If anyone didn’t believe it previous to today, today’s press conference should leave no doubt.

Vox’s Dara Lind writes, “President Trump wants to be entirely clear: He blames both sides for the violence in Charlottesville that killed one person and injured dozens.

Despite the prepared statement he read Monday, Trump doesn’t particularly feel that white nationalists were to blame for the violence. He thinks the “alt-left” was charging at marchers with clubs. He thinks a torch-lit march in which people did Nazi salutes, chanted, “Sieg Heil!” and assaulted counter-protesters was a good example of people “very quietly protesting.” And he thinks the violence distracted from the rally’s laudable aim, to defend a statue of Robert E. Lee.

What Trump said Tuesday, in an unscripted press conference, made explicit all the darkest undertones of his gallingly weak statement from Saturday. In the face of a “Nazified” rally that left an American citizen dead, he muddied the waters (all but lying about what happened over the weekend) and softened his judgment of the march itself.

After Saturday’s statement, white nationalists celebrated Trump’s support for them, while Americans of color worried that they had been abandoned. Tuesday’s remarks are nearly certain to convince both sides they were right.

U.S. Senator Bernie Sanders says, “President Trump, you are embarrassing our country and the millions of Americans who fought and died to defeat Nazism. The violence in Charlottesville was not caused by the "alt-left," (whatever that may be). It was caused by Neo-Nazis and white supremacists who are attempting to spread their hateful and racist ideology.


The real Donald Trump has stood up... again.

There will be no pivot. There never was going to be.

There will be no becoming presidential. There never was going to be.

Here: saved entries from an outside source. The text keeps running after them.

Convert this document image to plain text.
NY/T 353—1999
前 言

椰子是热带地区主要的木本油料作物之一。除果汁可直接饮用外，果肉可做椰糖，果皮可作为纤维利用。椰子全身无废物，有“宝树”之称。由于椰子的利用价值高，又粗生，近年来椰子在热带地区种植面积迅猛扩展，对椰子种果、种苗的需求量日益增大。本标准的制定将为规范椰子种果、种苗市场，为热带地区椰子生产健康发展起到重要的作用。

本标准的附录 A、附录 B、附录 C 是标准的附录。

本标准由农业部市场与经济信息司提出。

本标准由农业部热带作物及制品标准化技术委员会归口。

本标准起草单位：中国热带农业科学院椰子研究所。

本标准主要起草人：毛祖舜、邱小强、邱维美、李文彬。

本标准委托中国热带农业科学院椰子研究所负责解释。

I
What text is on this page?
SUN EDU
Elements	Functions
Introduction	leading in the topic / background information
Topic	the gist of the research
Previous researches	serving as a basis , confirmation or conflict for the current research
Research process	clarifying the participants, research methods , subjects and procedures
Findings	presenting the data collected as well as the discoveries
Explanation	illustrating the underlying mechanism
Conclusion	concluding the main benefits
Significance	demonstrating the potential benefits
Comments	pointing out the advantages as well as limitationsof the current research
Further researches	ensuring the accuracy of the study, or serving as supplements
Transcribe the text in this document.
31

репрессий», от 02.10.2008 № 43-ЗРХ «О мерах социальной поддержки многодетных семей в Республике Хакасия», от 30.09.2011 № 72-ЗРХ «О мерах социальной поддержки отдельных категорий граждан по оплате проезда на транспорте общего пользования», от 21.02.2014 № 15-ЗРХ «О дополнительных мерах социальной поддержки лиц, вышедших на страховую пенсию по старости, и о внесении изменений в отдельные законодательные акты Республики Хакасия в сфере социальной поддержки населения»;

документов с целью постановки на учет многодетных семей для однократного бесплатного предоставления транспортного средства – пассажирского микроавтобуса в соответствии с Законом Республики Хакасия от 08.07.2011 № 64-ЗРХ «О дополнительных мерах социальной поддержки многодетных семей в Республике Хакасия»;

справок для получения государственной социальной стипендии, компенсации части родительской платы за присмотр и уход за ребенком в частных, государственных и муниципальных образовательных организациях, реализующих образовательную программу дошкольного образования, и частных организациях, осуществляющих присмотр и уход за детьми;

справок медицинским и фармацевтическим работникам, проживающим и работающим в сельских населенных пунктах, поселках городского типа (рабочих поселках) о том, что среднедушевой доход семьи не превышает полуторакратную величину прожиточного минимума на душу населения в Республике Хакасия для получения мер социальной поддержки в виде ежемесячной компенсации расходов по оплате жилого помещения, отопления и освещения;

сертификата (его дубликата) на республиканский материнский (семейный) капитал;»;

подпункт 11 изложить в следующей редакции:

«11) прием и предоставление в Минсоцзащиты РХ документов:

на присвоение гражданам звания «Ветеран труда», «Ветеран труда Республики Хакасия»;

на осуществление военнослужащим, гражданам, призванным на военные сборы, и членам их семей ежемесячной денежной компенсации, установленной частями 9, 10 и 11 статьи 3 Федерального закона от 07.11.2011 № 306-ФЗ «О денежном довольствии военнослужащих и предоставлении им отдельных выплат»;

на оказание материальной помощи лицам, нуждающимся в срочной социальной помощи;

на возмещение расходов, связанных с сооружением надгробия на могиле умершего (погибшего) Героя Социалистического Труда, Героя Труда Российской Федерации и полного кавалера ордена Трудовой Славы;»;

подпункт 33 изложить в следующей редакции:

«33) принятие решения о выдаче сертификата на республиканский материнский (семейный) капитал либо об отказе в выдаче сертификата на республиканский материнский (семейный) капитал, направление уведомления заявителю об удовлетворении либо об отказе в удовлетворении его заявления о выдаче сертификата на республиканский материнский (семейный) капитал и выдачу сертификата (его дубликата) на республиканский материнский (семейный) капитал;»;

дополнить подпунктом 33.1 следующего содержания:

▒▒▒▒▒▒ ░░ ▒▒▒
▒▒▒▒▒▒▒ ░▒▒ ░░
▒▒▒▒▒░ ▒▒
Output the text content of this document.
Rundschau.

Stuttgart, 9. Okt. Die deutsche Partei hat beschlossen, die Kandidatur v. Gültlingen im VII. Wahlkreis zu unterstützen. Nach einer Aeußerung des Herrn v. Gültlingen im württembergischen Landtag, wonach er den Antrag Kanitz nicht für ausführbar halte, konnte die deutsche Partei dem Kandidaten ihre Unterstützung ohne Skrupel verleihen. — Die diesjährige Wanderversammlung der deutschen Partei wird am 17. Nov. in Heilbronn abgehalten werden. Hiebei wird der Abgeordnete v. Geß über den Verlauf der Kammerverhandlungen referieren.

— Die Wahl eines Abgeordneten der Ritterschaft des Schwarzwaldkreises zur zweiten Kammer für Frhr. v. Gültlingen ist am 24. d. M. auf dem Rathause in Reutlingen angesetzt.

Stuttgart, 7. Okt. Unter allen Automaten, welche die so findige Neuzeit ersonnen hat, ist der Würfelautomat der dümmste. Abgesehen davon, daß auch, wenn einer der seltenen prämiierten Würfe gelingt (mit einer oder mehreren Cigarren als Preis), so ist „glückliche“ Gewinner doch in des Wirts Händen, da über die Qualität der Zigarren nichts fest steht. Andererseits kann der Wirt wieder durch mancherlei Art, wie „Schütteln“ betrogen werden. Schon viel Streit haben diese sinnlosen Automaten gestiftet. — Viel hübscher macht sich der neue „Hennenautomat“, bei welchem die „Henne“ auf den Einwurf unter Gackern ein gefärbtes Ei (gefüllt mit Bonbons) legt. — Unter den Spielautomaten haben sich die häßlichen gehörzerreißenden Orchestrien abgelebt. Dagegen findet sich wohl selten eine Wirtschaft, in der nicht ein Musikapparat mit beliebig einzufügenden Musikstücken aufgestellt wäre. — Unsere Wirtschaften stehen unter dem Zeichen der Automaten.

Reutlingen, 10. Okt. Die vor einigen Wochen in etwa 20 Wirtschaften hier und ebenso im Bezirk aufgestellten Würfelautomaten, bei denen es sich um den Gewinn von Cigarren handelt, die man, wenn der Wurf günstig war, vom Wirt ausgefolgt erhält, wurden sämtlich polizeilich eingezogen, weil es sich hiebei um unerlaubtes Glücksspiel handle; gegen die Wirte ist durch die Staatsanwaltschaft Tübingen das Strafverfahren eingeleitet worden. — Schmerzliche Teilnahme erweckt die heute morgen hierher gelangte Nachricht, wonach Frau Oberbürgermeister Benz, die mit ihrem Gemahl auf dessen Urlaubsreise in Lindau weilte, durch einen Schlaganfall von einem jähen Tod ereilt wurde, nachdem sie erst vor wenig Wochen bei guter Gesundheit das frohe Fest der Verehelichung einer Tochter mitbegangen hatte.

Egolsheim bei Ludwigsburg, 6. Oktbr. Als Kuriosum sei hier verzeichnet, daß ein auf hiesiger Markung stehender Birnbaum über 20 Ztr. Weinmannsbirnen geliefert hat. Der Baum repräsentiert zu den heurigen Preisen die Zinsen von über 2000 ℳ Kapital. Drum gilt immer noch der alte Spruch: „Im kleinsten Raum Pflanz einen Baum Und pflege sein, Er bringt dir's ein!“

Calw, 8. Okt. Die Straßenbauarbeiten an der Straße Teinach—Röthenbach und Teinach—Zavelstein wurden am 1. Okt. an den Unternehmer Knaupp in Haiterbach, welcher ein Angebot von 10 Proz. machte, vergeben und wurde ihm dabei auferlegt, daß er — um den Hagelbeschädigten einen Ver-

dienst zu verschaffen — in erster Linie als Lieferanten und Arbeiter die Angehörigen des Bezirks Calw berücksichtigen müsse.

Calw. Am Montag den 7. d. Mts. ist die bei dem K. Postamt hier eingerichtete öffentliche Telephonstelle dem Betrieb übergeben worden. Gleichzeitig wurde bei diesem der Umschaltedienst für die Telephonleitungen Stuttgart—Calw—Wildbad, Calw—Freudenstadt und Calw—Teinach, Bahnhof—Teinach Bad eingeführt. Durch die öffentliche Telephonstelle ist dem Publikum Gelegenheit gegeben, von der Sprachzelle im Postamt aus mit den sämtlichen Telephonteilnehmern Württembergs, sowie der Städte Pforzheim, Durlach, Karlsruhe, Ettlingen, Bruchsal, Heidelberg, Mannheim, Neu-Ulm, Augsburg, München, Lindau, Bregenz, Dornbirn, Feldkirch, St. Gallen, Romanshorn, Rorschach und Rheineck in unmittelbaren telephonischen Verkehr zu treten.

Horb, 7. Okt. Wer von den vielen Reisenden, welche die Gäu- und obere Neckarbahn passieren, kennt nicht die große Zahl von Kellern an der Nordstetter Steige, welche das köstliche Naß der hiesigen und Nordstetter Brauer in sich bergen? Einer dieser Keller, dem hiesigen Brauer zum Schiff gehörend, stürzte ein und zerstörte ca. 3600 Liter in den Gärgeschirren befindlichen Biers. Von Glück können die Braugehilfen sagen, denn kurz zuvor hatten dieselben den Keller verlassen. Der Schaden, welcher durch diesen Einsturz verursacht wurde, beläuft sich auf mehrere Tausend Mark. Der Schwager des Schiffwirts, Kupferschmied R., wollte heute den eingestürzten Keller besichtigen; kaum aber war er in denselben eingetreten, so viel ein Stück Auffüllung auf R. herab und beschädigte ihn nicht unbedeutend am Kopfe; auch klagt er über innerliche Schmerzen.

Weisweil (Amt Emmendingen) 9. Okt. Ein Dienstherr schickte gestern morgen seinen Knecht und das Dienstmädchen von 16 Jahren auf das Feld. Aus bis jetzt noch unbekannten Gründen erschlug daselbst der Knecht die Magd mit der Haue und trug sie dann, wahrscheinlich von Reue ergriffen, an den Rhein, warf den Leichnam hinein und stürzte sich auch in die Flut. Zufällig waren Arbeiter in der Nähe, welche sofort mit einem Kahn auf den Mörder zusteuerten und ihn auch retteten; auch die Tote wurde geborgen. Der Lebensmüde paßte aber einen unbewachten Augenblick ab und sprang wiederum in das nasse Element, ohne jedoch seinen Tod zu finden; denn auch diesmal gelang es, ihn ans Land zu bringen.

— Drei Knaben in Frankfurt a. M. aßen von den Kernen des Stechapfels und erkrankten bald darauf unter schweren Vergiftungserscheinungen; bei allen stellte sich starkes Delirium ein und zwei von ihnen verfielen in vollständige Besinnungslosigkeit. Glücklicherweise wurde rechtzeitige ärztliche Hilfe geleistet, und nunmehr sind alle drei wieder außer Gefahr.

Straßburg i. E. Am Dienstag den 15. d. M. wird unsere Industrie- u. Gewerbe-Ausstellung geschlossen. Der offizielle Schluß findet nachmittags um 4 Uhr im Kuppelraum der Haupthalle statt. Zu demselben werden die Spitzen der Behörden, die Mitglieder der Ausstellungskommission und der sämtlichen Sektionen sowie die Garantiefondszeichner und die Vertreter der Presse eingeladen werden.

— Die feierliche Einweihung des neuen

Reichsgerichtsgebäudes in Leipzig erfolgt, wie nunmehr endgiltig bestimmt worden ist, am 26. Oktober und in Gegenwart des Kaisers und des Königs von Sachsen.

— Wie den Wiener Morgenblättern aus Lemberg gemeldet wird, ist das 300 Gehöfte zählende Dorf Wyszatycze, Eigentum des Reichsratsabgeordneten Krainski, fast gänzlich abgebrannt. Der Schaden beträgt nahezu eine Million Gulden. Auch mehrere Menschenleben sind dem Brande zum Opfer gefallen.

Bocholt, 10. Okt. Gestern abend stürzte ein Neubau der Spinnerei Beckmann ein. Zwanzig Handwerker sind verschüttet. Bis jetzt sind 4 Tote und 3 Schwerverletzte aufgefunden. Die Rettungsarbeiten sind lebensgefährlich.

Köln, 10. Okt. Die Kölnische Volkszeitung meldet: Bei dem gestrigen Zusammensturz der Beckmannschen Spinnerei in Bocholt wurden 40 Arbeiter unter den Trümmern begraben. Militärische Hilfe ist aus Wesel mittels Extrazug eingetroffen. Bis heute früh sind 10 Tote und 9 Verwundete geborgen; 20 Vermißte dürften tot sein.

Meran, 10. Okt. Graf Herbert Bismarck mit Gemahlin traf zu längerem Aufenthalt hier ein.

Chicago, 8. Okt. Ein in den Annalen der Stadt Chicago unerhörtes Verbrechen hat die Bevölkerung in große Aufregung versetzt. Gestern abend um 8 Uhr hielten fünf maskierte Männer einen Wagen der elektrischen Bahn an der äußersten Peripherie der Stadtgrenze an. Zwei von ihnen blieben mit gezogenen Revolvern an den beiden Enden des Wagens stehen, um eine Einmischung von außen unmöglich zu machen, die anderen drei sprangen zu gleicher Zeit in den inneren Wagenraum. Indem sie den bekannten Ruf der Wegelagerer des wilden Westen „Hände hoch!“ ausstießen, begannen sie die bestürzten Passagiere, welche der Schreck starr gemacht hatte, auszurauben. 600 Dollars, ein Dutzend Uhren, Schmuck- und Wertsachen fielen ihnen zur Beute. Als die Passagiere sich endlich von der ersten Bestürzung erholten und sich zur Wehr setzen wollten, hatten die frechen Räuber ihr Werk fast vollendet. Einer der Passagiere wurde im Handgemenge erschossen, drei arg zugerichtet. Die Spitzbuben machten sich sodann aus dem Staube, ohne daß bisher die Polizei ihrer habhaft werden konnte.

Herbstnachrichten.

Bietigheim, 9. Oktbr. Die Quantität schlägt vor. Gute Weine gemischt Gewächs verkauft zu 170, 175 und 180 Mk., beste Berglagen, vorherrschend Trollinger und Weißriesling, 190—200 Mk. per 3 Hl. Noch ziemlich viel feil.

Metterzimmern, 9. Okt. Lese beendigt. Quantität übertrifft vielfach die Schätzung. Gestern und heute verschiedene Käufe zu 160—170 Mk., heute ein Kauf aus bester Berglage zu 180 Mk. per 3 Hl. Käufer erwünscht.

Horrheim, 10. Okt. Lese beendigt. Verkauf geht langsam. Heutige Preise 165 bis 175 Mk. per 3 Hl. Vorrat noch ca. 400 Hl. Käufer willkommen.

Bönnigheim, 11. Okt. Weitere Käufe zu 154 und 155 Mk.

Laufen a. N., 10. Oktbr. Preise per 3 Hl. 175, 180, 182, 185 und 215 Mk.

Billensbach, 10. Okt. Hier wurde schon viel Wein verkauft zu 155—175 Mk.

There will be no humility. No decorum. No sense of justice or empathy. There never was going to be.

We are far past the time for excuses, for anyone.

In one of the most surreal and depressing presidential press conferences ever, Mr. Trump said what most people dreaded but already knew. His blatant false equivalence between Nazis and those who oppose them that he said on Saturday, that's how he really feels - times a thousand.

With any other president, this would be unbelievable. But with Mr. Trump, it is all too believable. It is clear that he doesn't consider himself to be the President of the United States of America - no matter what his official job title says. Down where he lives he is the president of his base, which includes a lot of bigots and even Nazis and members of the Klan. Not everyone who voted for him is in this category, not nearly. But they make up a large majority of his personal base. And thankfully for all of us, this is a distinct (but frightening) minority of our nation. The vast majority of Americans are decent people of conscience. And I believe in the end this vast majority will prevail.

The question is whether those who defend the President or seeks to normalize him or change the subject will be seen as worse than enablers. Will they be viewed by history as sympathizers to the worst instincts of American hatred?